VOL. 128 | NO. 203 | Thursday, October 17, 2013
Shelby County Foreclosures Drop 10 Percent in Quarter
By Andy Meek
Regina Hubbard has clients regularly calling her asking about the availability of what she describes as “deal of a lifetime” foreclosure buys.
The clients who call with those homes in mind tend to want them in otherwise out-of-reach neighborhoods such as Collierville and Germantown.
“But they can’t get those deals anymore,” said Hubbard, 2013 president of the Memphis Area Association of Realtors. “Those foreclosures are gone. Foreclosures have been down, decreasing every month for a while now, and I think you can really see there’s a difference now from the way it used to be.”
Indeed, the numbers bear that out. In Shelby County, there were 865 residential foreclosures in the third quarter of this year, according to real estate information company Chandler Reports, www.chandlerreports.com. That’s down from 959 residential foreclosures during the same period in 2012 – a drop of 10 percent.
That’s roughly in line with the drop evident in the local market in the second quarter of this year, when the number of foreclosures was down 10.6 percent over the second quarter of 2012.
An even bigger drop is evident in the filing of foreclosure notices, which lenders are required to publish in Tennessee in a newspaper of general circulation before a foreclosure sale. Those notices offer an early look at the trend, and in the third quarter, the number of notices fell by 26.1 percent.
Foreclosure notices totaled 1,432 in the third quarter, down from 1,938 in the third quarter of 2012. A drop that precipitous may not line up with the foreclosure pattern of the future, because the notice gives borrowers time to cure the delinquency on their loan in order to save their home before the foreclosure sale. Still, the notices are another indicator to watch – and collectively those indicators point to broad improvement in foreclosure activity in the Memphis area.
Mindy Creech, an agent at RE/MAX on Track, agreed that she’s seeing foreclosure activity drop off slowly.
“They’re still coming in, but at a much slower pace,” she said. “We are also coming into the holiday season, and a lot of the foreclosures are put on a moratorium in December and part of January. With not as many foreclosures on the market, inventory is lower and prices are slowly rising.”
Commercial foreclosures followed the pattern in the residential market. In the third quarter, commercial foreclosures were down compared to the same quarter in 2012 – falling to 22 from 27.
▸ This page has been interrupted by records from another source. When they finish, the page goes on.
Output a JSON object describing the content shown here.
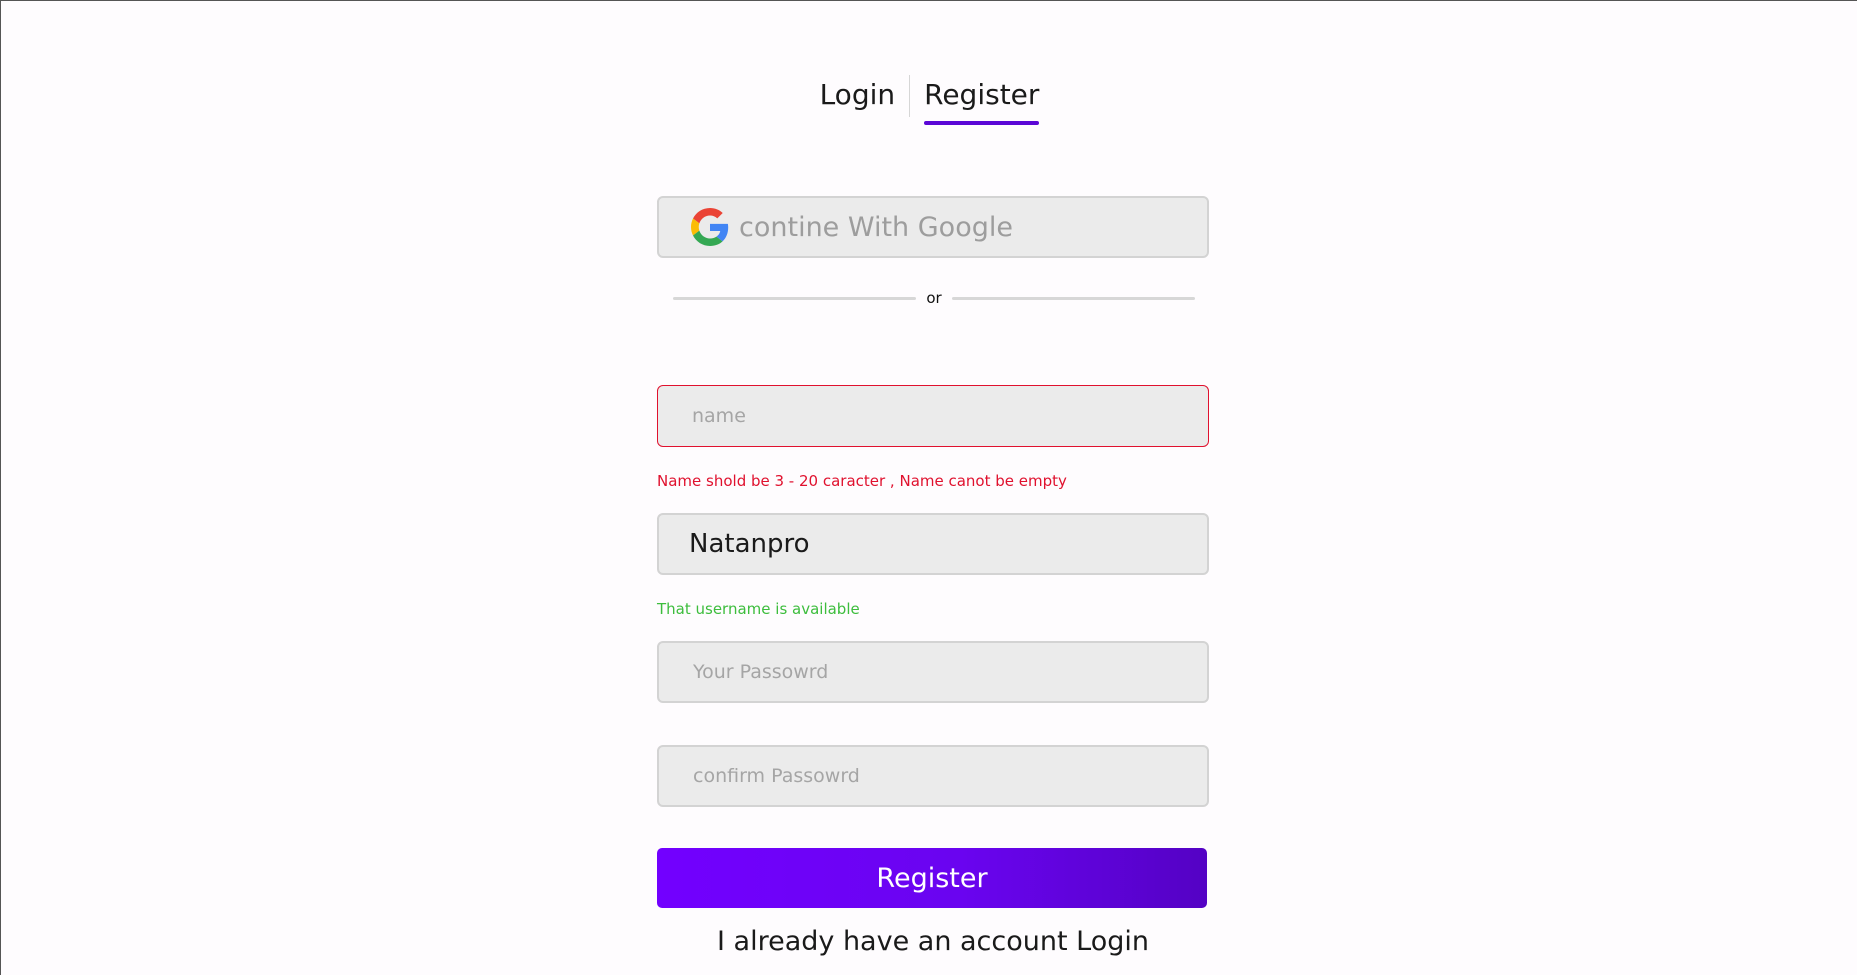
{
  "tabs": {
    "login_label": "Login",
    "register_label": "Register",
    "active": "Register"
  },
  "google": {
    "label": "contine With Google",
    "icon": "google-g-icon"
  },
  "divider": {
    "label": "or"
  },
  "name_field": {
    "value": "",
    "placeholder": "name",
    "error": "Name shold be 3 - 20 caracter , Name canot be empty"
  },
  "username_field": {
    "value": "Natanpro",
    "placeholder": "",
    "status": "That username is available"
  },
  "password_field": {
    "value": "",
    "placeholder": "Your Passowrd"
  },
  "confirm_field": {
    "value": "",
    "placeholder": "confirm Passowrd"
  },
  "submit": {
    "label": "Register"
  },
  "footer": {
    "switch_text": "I already have an account Login"
  },
  "colors": {
    "accent": "#5b06d6",
    "button_gradient_start": "#7200ff",
    "button_gradient_end": "#5402c4",
    "error": "#e0112e",
    "success": "#3dbd3d",
    "field_bg": "#ebebeb"
  }
}
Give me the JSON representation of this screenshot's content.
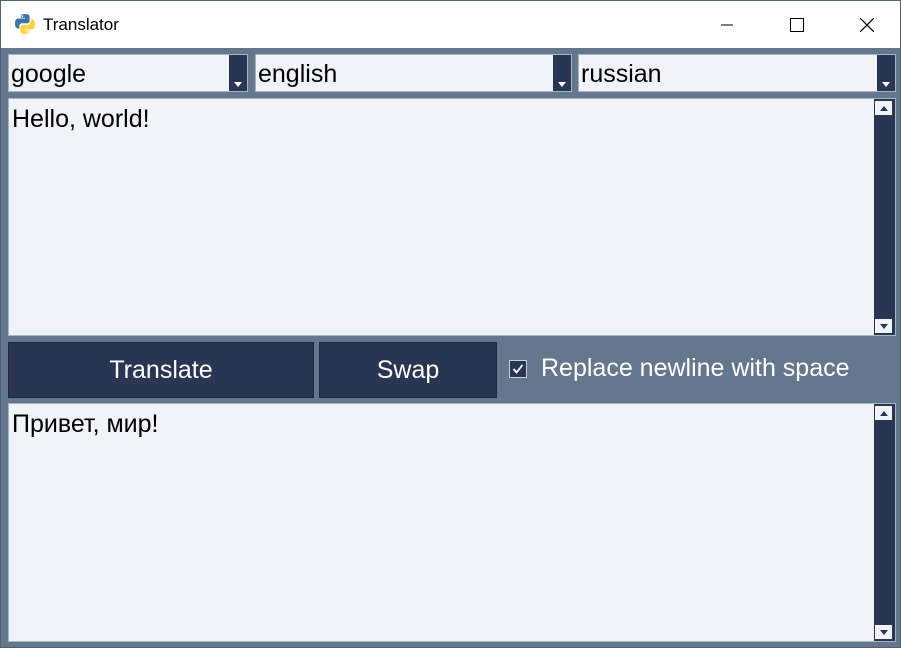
{
  "window": {
    "title": "Translator",
    "controls": [
      "minimize-icon",
      "maximize-icon",
      "close-icon"
    ]
  },
  "toolbar": {
    "engine": "google",
    "source_lang": "english",
    "target_lang": "russian"
  },
  "input": {
    "text": "Hello, world!"
  },
  "actions": {
    "translate_label": "Translate",
    "swap_label": "Swap",
    "newline_checkbox_label": "Replace newline with space",
    "newline_checkbox_checked": true
  },
  "output": {
    "text": "Привет, мир!"
  },
  "colors": {
    "background": "#64778d",
    "control_dark": "#283654",
    "field": "#f0f3f8"
  }
}
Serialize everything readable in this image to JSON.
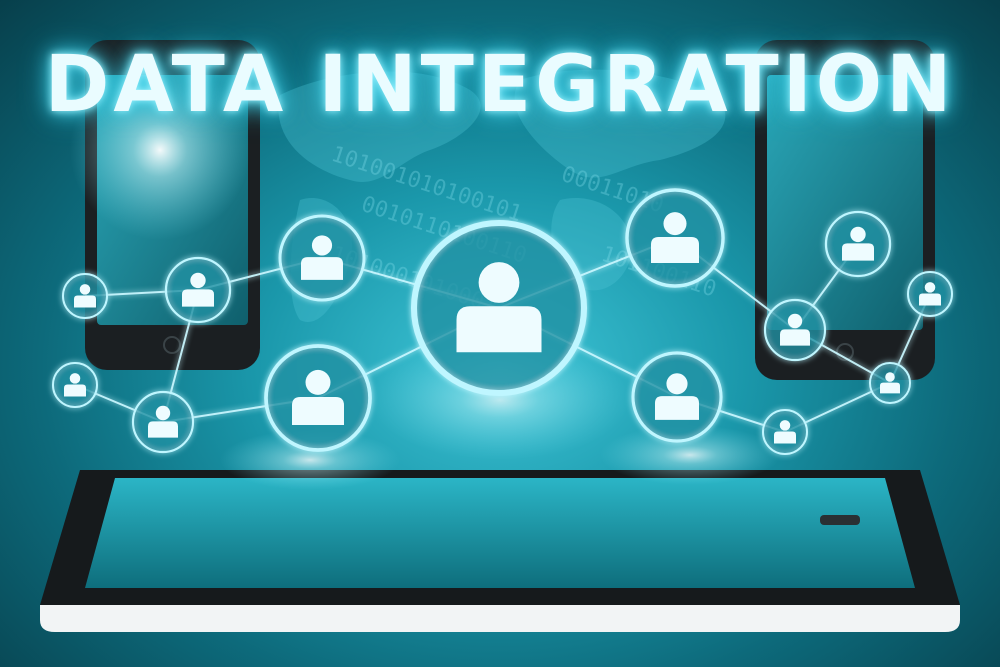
{
  "title": "DATA INTEGRATION",
  "colors": {
    "background": "#1a97aa",
    "glow": "#bff6ff",
    "node_fill": "#1e8fa3",
    "device": "#1b1f22",
    "tablet_frame": "#f2f4f5"
  },
  "icons": [
    "person-icon",
    "smartphone",
    "tablet",
    "world-map",
    "binary-digits"
  ]
}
In another indication of the broad nature of change in local foreclosure activity, even some of the inner-city neighborhoods that tend to be hotbeds of foreclosure from one quarter to the next saw drops in the third quarter. The area covered by Raleigh’s 38128 ZIP code, for example, saw 56 residential foreclosures in the third quarter, down from 66 in the third quarter of 2012.
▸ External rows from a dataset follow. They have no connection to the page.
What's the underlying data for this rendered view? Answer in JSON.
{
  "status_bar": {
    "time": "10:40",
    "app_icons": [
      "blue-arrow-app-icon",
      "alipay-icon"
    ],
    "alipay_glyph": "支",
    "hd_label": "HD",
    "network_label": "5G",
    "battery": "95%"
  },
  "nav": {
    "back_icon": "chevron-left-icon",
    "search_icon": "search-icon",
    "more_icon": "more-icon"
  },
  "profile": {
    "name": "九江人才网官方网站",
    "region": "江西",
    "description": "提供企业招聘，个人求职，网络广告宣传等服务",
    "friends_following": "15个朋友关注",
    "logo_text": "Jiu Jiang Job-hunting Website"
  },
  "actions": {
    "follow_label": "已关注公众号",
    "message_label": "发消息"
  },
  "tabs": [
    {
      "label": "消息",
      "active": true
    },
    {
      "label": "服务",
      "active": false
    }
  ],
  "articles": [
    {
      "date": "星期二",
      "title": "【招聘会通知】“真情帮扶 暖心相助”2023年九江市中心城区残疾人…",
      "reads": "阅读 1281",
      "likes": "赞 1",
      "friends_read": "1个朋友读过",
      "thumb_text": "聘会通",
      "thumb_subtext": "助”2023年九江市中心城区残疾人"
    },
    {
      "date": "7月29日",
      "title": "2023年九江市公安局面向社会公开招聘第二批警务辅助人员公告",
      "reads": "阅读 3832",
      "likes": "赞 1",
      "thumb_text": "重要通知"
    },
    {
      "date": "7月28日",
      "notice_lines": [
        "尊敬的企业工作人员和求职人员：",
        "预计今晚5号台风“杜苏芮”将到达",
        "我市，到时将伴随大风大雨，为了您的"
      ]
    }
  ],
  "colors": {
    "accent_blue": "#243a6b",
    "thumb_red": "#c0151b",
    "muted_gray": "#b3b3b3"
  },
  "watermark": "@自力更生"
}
Likewise, Frayser’s 38127 ZIP code also saw 56 foreclosures in the third quarter, down from 64 in the third quarter of 2012. Westwood’s 38109 ZIP led the county in foreclosures last quarter with 59.
Year to date, residential foreclosures numbered 2,829, down 13 percent from 3,266 for the same period in 2012.
The same foreclosure patterns in Memphis are visible throughout the country. The number of homes in the U.S. headed to foreclosure sunk to a seven-year low in the third quarter, according to figures from RealtyTrac cited by the Associated Press.
At the same time, it’s taking longer in some states for homes to finish moving through the foreclosure process. RealtyTrac figures show that it took an average of 1.5 years for a home to move from default to being repossessed.
Chandler Reports is a division of The Daily News Publishing Co. Inc.